38447 Chief of Police of the Edmonton Police Service v. Cst. T. Deluca (No. 2393) and Cst. T. Paulino (No. 2300)
— and — Alberta Law Enforcement Review Board — and between — Chief of Police of the Edmonton Police Service v. Cst. J. Coughlan (No. 2270) — and — Alberta Law Enforcement Review Board (Alta.)
Administrative law — Boards and tribunals — Jurisdiction
Three police officers filed notices of appeal to the Law Enforcement Review Board from what they consider to be disguised discipline appealable to the Board under Part V of the Police Act, RSA 2000, c P‑17. Constables Deluca and Paulino jointly sought to appeal involuntarily transfers from Edmonton Police Service’s recruit training unit. Constable Coughlan sought to appeal the Edmonton Police Service’s removal of her name from a list of eligible candidates for a school resource officer position. The Board held it does not have jurisdiction to hear the appeals. A majority of the Court of Appeal allowed an appeal.

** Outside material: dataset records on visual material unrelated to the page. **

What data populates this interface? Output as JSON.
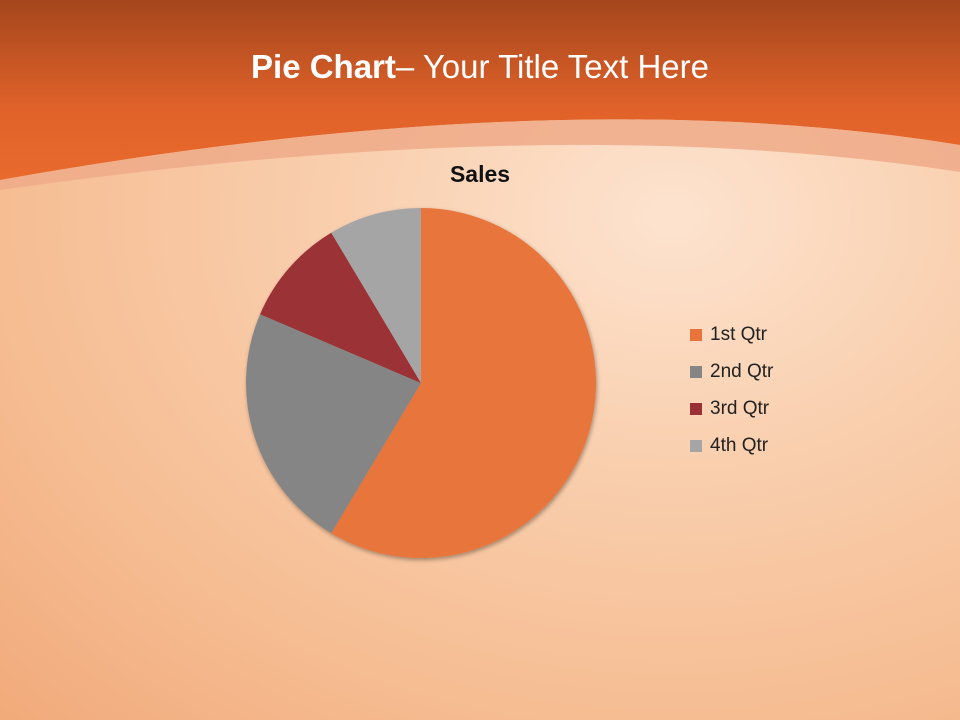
{
  "slide": {
    "title_bold": "Pie Chart",
    "title_rest": "– Your Title Text Here"
  },
  "colors": {
    "header": "#e0622a",
    "q1": "#e8743b",
    "q2": "#858585",
    "q3": "#9b3034",
    "q4": "#a5a5a5"
  },
  "chart_data": {
    "type": "pie",
    "title": "Sales",
    "categories": [
      "1st Qtr",
      "2nd Qtr",
      "3rd Qtr",
      "4th Qtr"
    ],
    "values": [
      8.2,
      3.2,
      1.4,
      1.2
    ],
    "legend_position": "right",
    "start_angle": "top, clockwise"
  }
}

38456 Rossita Stoyanova v. Litwin Boyadjian inc., in its capacity as trustee in bankruptcy of Les Disques Mile End inc. and Nicolas Maranda
Intellectual property — Copyright — Vocal performance of poem
In 2010, the respondent Mr. Maranda recorded the applicant Ms. Stoyanova’s vocal performance of a poem she had written. With Ms. Stoyanova’s consent, the recording of that work was integrated with the music of a group called Monitor in order to create a song. Monitor later assigned the rights to the producer, Les Disques Mile End inc., which marketed the song without Ms. Stoyanova’s authorization and without identifying her as the author. Around the same time, and without Ms. Stoyanova’s knowledge, Mr. Maranda made a 96‑minute recording of the ambient noise in his apartment, including a sexual encounter between them. The Superior Court (i) allowed in part Ms. Stoyanova’s application for a permanent injunction and damages against Les Disques Mile End inc. and Litwin Boyadjian inc., in its capacity as trustee in bankruptcy, (ii) ordered them to pay $15,528 for copyright infringement, (iii) ordered Mr. Maranda to pay Ms. Stoyanova $5,000 in moral damages for breach of privacy, and (iv) dismissed the cross‑application, with legal costs to Ms. Stoyanova. The Court of Appeal unanimously dismissed Ms. Stoyanova’s appeal with legal costs, finding that none of the grounds of appeal had merit.